Part 3: Comparing Actual with Predicted Results

• Use the FunctionWizard to find the statistical functions that will calculate the slope and y-intercept of the regression line.  Use these functions to calculate the values.

• Using the slope and y-intercept values, enter a formula to calculate the predicted mortality index for each of the occupational groups.  Put the predicted indices in column D and label this column Predicted Mortality.

• Look at the columns of data containing the actual Mortality Index and Predicted Mortality Index.  How do the actual mortality values numerically compare with the predicted values?  One way to compare such values is to calculate their differences (these differences are called the residuals).  Create another column and calculate these residuals.

• What is the sum of the residuals?  Calculate and interpret this sum.

• Create a scatterplot of the smoking index vs. residuals.  Interpret this graph.  In particular, discuss the nature and effect of the “outliers”, that is the points whose actual values are furthest from the predicted values.

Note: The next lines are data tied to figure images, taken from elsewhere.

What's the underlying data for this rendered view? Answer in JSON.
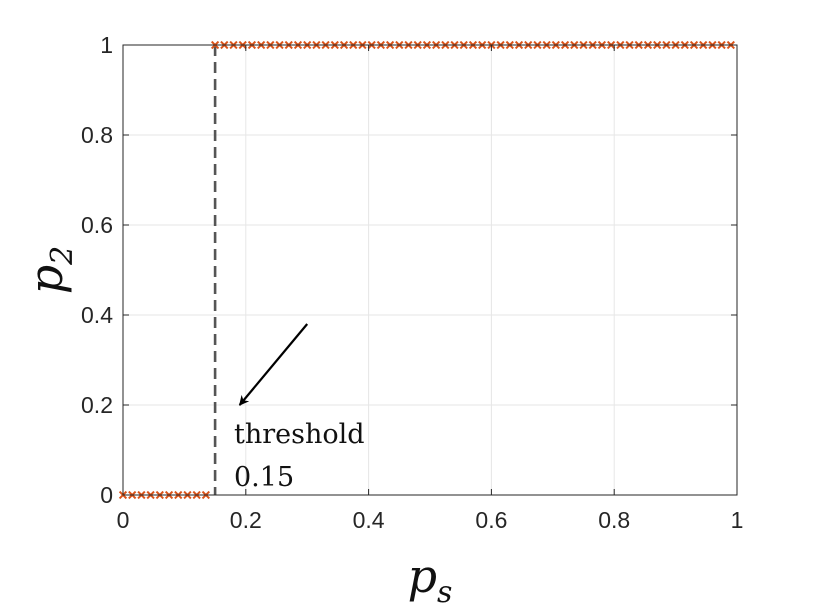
{
  "chart_data": {
    "type": "scatter",
    "title": "",
    "xlabel": {
      "base": "p",
      "sub": "s"
    },
    "ylabel": {
      "base": "p",
      "sub": "2"
    },
    "xlim": [
      0,
      1
    ],
    "ylim": [
      0,
      1
    ],
    "grid": true,
    "xticks": [
      0,
      0.2,
      0.4,
      0.6,
      0.8,
      1
    ],
    "yticks": [
      0,
      0.2,
      0.4,
      0.6,
      0.8,
      1
    ],
    "xtick_labels": [
      "0",
      "0.2",
      "0.4",
      "0.6",
      "0.8",
      "1"
    ],
    "ytick_labels": [
      "0",
      "0.2",
      "0.4",
      "0.6",
      "0.8",
      "1"
    ],
    "series": [
      {
        "marker": "x",
        "color": "#D95319",
        "x": [
          0,
          0.015,
          0.03,
          0.045,
          0.06,
          0.075,
          0.09,
          0.105,
          0.12,
          0.135,
          0.15,
          0.165,
          0.18,
          0.195,
          0.21,
          0.225,
          0.24,
          0.255,
          0.27,
          0.285,
          0.3,
          0.315,
          0.33,
          0.345,
          0.36,
          0.375,
          0.39,
          0.405,
          0.42,
          0.435,
          0.45,
          0.465,
          0.48,
          0.495,
          0.51,
          0.525,
          0.54,
          0.555,
          0.57,
          0.585,
          0.6,
          0.615,
          0.63,
          0.645,
          0.66,
          0.675,
          0.69,
          0.705,
          0.72,
          0.735,
          0.75,
          0.765,
          0.78,
          0.795,
          0.81,
          0.825,
          0.84,
          0.855,
          0.87,
          0.885,
          0.9,
          0.915,
          0.93,
          0.945,
          0.96,
          0.975,
          0.99
        ],
        "y": [
          0,
          0,
          0,
          0,
          0,
          0,
          0,
          0,
          0,
          0,
          1,
          1,
          1,
          1,
          1,
          1,
          1,
          1,
          1,
          1,
          1,
          1,
          1,
          1,
          1,
          1,
          1,
          1,
          1,
          1,
          1,
          1,
          1,
          1,
          1,
          1,
          1,
          1,
          1,
          1,
          1,
          1,
          1,
          1,
          1,
          1,
          1,
          1,
          1,
          1,
          1,
          1,
          1,
          1,
          1,
          1,
          1,
          1,
          1,
          1,
          1,
          1,
          1,
          1,
          1,
          1,
          1
        ]
      }
    ],
    "threshold": {
      "x": 0.15,
      "line_style": "dashed",
      "color": "#555555"
    },
    "annotation": {
      "lines": [
        "threshold",
        "0.15"
      ],
      "arrow_from": [
        0.3,
        0.38
      ],
      "arrow_to": [
        0.19,
        0.2
      ]
    }
  }
}
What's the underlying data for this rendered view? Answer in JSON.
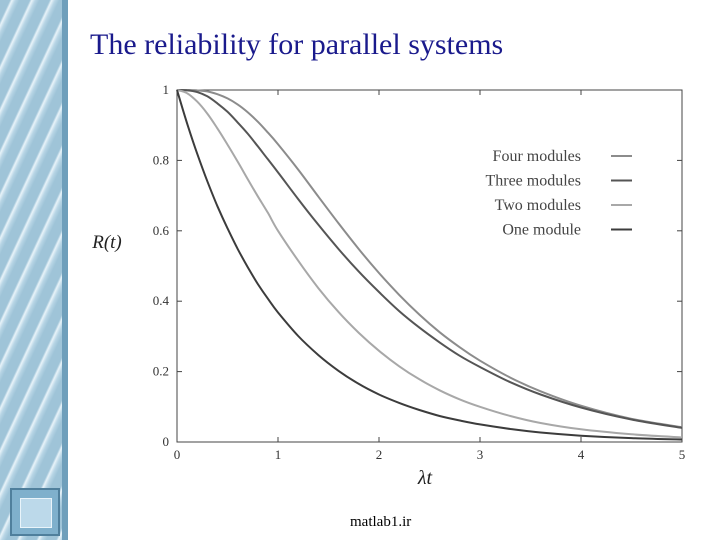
{
  "slide": {
    "title": "The reliability for parallel systems",
    "footer": "matlab1.ir"
  },
  "colors": {
    "title": "#1a1a8c",
    "sidebar": "#9fc4d8"
  },
  "chart_data": {
    "type": "line",
    "title": "",
    "xlabel": "λt",
    "ylabel": "R(t)",
    "xlim": [
      0,
      5
    ],
    "ylim": [
      0,
      1
    ],
    "xticks": [
      "0",
      "1",
      "2",
      "3",
      "4",
      "5"
    ],
    "yticks": [
      "0",
      "0.2",
      "0.4",
      "0.6",
      "0.8",
      "1"
    ],
    "legend_position": "top-right",
    "x": [
      0,
      0.1,
      0.2,
      0.3,
      0.4,
      0.5,
      0.6,
      0.7,
      0.8,
      0.9,
      1.0,
      1.2,
      1.4,
      1.6,
      1.8,
      2.0,
      2.2,
      2.4,
      2.6,
      2.8,
      3.0,
      3.3,
      3.6,
      4.0,
      4.5,
      5.0
    ],
    "series": [
      {
        "name": "Four modules",
        "color": "#8c8c8c",
        "values": [
          1.0,
          1.0,
          0.999,
          0.996,
          0.988,
          0.976,
          0.959,
          0.937,
          0.91,
          0.879,
          0.846,
          0.774,
          0.697,
          0.621,
          0.548,
          0.48,
          0.418,
          0.362,
          0.312,
          0.269,
          0.231,
          0.183,
          0.144,
          0.103,
          0.066,
          0.042
        ]
      },
      {
        "name": "Three modules",
        "color": "#555555",
        "values": [
          1.0,
          0.999,
          0.994,
          0.982,
          0.962,
          0.938,
          0.908,
          0.876,
          0.84,
          0.803,
          0.766,
          0.69,
          0.617,
          0.548,
          0.484,
          0.426,
          0.372,
          0.325,
          0.283,
          0.245,
          0.213,
          0.17,
          0.135,
          0.098,
          0.064,
          0.04
        ]
      },
      {
        "name": "Two modules",
        "color": "#a8a8a8",
        "values": [
          1.0,
          0.991,
          0.967,
          0.933,
          0.891,
          0.845,
          0.797,
          0.747,
          0.698,
          0.651,
          0.6,
          0.515,
          0.437,
          0.369,
          0.31,
          0.259,
          0.215,
          0.178,
          0.147,
          0.121,
          0.1,
          0.074,
          0.054,
          0.036,
          0.022,
          0.013
        ]
      },
      {
        "name": "One module",
        "color": "#3c3c3c",
        "values": [
          1.0,
          0.905,
          0.819,
          0.741,
          0.67,
          0.607,
          0.549,
          0.497,
          0.449,
          0.407,
          0.368,
          0.301,
          0.247,
          0.202,
          0.165,
          0.135,
          0.111,
          0.091,
          0.074,
          0.061,
          0.05,
          0.037,
          0.027,
          0.018,
          0.011,
          0.007
        ]
      }
    ]
  }
}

• Based on the analysis of the data, do you think smoking is related to lung cancer?  Do you think smoking causes lung cancer?  Support your argument.

Extensions:

• Excel has an Analysis ToolPak that will do MANY statistical calculations.  Under the Tools menu, select Data Analysis.  Scroll down to find the regression analysis and click OK.  Enter the appropriate range for the Y data and X data.  Also select the Residuals, Residual Plot, and Line Fit Plot.  When you click on OK, Excel will do the regression analysis and output the results on a separate worksheet.  Analyze the output.  Can you find all the information you previously calculated and graphed?  Does the output match your previous calculations and graphs?  What other information is provided in the output?  Discuss the advantages and disadvantages of doing the regression analysis by the method used in the activity and by using the Data Analysis feature in Excel.

• Are there any outliers or influential data points?  If so, what effect do they have on the correlation?  Try discarding an occupational group that could possibly be influencing the line of best fit.  Recalculate the regression.